袁恩盛于是将惊堂木又是一拍,吓得下面的人一下子就将低垂的脑袋抬了起来,“如此案件,可有状纸?干连佐证?被造(被告人)如今在何处?”
白蓝蓝低垂着头,显然县太爷所说的这些他一概都没有。
“既然没有,那就回去请来状师将你的状词都添到状纸上去,啊,佐证经过要衙役讲清,然后再来县衙,别再冲着一腔子蛮劲就来这县衙里面胡搅蛮缠!”
白蓝蓝抬起头,充满诧异地看着坐在高堂之上的县太爷,不知道为什么自己这天大的冤屈竟然就变成了胡搅蛮缠了。可是他只是一个普普通通的乡民,自然不知道袁恩盛心中的那些鬼道道,只道是自己没有准备妥当一概文书状纸所以才让县太爷无法进行决断。
于是在师爷得到县太爷的示意高声呼喊出退堂之后,白蓝蓝挣扎着从地上爬起来,跌跌撞撞地就那么走出了县衙。
除了被打了三十大板之外,什么事情都没有办成,白蓝蓝回想这一早晨的遭遇,感觉真的就如同是一场梦境一样。
“爹?……爹!”一个只有十三四岁的少年人跑了过来,一下子就扶住了白蓝蓝的手臂。
这个少年正是白蓝蓝的儿子,白青青。
“哎……”看到自己的儿子,白蓝蓝长长地叹了一口气,
“汐霞先生来到了咱们家里了,爹爹我们回去问问汐霞先生应该怎么办吧。”白青青看到父亲身后血肉模糊的样子,眼泪都在眼眶中打转。
他们早晨就听到了父亲出门的声音,可是父亲却没有告诉他们自己会到哪里去。而想必白蓝蓝心中是对衙门有所畏惧的,不想让白青青和自己一同受这个罪。
苗家人平时有什么纷争,都是在自己的寨子里面找年老的人决断,从来都是不去找朝廷的衙门的。可是随着人们认识到了苗疆所出产的药草和虫蛊所带来的价值之后,朝廷的人在苗疆变得越来越多,这些人光靠寨子里面的老人已经没有办法决定了。然而穷苦人家出生,人命就是不值钱的东西,谁都不知道进了这衙门到底还有没有命出来。无可奈何之下,众多苗家人就推选了当地家族最大的家族白家的白蓝蓝作为他们的代表,来和朝廷的衙门打交道。
而如今看来,他这个苗疆人的代表却只是换来了一身的伤痛,却什么都没有办到。
满腔愁苦地沿着山间小路回到家中,汐霞先生早已经等在了家中。
苗人天性淳朴,其实对汉人与苗人之间并没有区分得特别明确。所以虽然汐霞先生是汉人,可是在静平县也算是苗人的好友了。

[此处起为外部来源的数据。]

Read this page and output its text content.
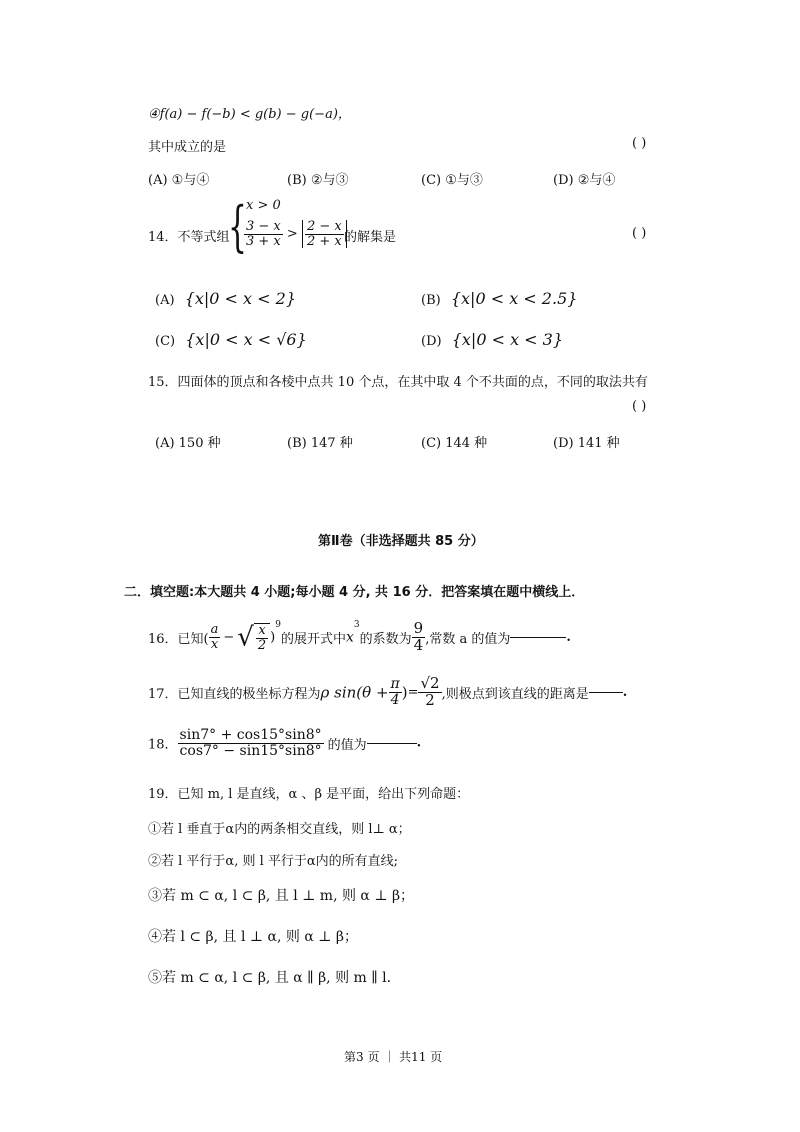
④f(a) − f(−b) < g(b) − g(−a)，
其中成立的是	( )
(A) ①与④	(B) ②与③	(C) ①与③	(D) ②与④
14．不等式组
{ x > 0
$\frac{3 - x}{3 + x} > \frac{2 - x}{2 + x}$ 的解集是	( )
(A) {x|0 < x < 2}	(B) {x|0 < x < 2.5}
(C) {x|0 < x < √6}	(D) {x|0 < x < 3}
15．四面体的顶点和各棱中点共 10 个点，在其中取 4 个不共面的点，不同的取法共有
( )
(A) 150 种	(B) 147 种	(C) 144 种	(D) 141 种
第Ⅱ卷（非选择题共 85 分）
二．填空题:本大题共 4 小题;每小题 4 分, 共 16 分．把答案填在题中横线上．
16．已知( $\frac{a}{x}$ − √ $\frac{x}{2} )^9$的展开式中$x^3$的系数为 $\frac{9}{4}$ ,常数 a 的值为	.
17．已知直线的极坐标方程为ρ $\sin(\theta + \frac{\pi}{4}$ )= $\frac{√2}{2}$ ,则极点到该直线的距离是	.
18． $\frac{\sin 7^\circ + \cos 15^\circ\sin 8^\circ}{\cos 7^\circ - \sin 15^\circ\sin 8^\circ}$ 的值为	.
19．已知 m, l 是直线，α 、β 是平面，给出下列命题：
①若 l 垂直于α内的两条相交直线，则 l⊥ α；
②若 l 平行于α, 则 l 平行于α内的所有直线;
③若 m ⊂ α, l ⊂ β, 且 l ⊥ m, 则 α ⊥ β；
④若 l ⊂ β, 且 l ⊥ α, 则 α ⊥ β；
⑤若 m ⊂ α, l ⊂ β, 且 α ∥ β, 则 m ∥ l.
第3 页 ｜ 共11 页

“白先生,昨日我们都商量好了要由我找到状师之后再共同去县衙的,您怎么今天却擅自去了?”汐霞看到白蓝蓝一身的伤痛,皱眉说道。
“汐霞先生,不是我们不信任你,可是毕竟这是苗家人的事情,总是不好太过多麻烦先生。”白蓝蓝忍着疼痛。
看到自己的丈夫被打成了那个样子,孙书雁赶忙从家中取出来跌打损伤的药材,就要给丈夫抹到伤口上。
白蓝蓝摆了摆手,示意自己还可以坚持,晚上再上药也不迟。
“白先生,虽然我来到云州才不过两个月,可是一直都寄宿在白先生家中,感念先生一直对在下的照顾,这点事情也都是应该的。”汐霞说道。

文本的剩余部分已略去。